WASHINGTON: A US House panel was poised to vote on Wednesday to hold Attorney General William Barr in contempt for defying a congressional subpoena that demanded the full, unredacted report by special counsel Robert Mueller.

The House Judiciary Committee was set to meet at 10 am EDT (1400 GMT) and vote on a resolution recommending that the full House of Representatives find Barr in contempt of Congress.

Panel staff and Justice Department officials worked behind the scenes in the hopes of a deal to avert the proceedings.

The fight over the complete report is just one battle amid a growing struggle between President Donald Trump and the Democrats investigating him, his business interests and administration, that seems to be destined for the courts, presenting political risks for both sides ahead of the 2020 presidential and congressional elections.

Late on Tuesday, the Justice Department threatened to call on Trump to invoke executive privilege to completely withhold the unredacted report from Congress if House Democrats pushed ahead.

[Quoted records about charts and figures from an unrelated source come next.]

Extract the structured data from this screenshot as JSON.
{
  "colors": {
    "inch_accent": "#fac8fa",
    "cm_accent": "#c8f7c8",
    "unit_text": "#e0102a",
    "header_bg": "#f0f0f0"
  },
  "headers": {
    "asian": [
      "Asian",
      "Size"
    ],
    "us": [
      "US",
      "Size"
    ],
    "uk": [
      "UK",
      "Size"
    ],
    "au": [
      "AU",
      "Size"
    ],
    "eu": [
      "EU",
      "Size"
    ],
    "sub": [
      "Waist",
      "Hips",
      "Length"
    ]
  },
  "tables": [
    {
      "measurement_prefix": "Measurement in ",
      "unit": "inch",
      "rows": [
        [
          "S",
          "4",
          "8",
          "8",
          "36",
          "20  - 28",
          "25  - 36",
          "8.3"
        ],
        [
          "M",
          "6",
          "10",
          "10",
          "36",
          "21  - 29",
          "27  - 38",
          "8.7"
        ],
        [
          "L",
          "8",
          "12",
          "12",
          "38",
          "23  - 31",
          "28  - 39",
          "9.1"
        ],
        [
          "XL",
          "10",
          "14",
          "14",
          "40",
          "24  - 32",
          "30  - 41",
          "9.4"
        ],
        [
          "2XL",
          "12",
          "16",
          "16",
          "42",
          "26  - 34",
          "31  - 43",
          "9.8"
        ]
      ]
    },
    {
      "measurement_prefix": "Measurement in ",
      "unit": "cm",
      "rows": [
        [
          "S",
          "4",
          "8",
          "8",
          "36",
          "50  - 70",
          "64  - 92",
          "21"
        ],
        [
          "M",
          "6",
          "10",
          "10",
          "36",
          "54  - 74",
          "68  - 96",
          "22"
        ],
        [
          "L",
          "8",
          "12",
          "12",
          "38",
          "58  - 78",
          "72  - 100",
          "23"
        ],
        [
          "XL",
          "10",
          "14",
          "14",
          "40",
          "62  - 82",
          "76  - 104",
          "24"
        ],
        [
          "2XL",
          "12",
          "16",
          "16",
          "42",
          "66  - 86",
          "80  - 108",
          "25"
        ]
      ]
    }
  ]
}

Committee Chairman Jerrold Nadler blasted the department for abruptly breaking off “good faith negotiations” to invoke such privilege and said its legal arguments lacked “credibility, merit, or legal or factual basis.”

“This kind of obstruction is dangerous,” Nadler said in a statement late on Tuesday. Nadler had earlier told reporters the panel would still meet as planned for the vote.

Barr released a redacted version of Special Counsel Robert Mueller’s report on his 22-month investigation into Russian election meddling in the 2016 presidential campaign.

Nadler subpoenaed the full document and underlying evidence, saying the material was necessary for lawmakers to determine whether Trump obstructed justice by trying to upend the Mueller probe. Barr missed two subpoena deadlines for turning over the material, the latest on Monday.

“We remain unanimously determined on our side of the aisle to get the unredacted report, as we’ve demanded,” Representative Jamie Raskin, a Democrat on Nadler’s committee, told reporters.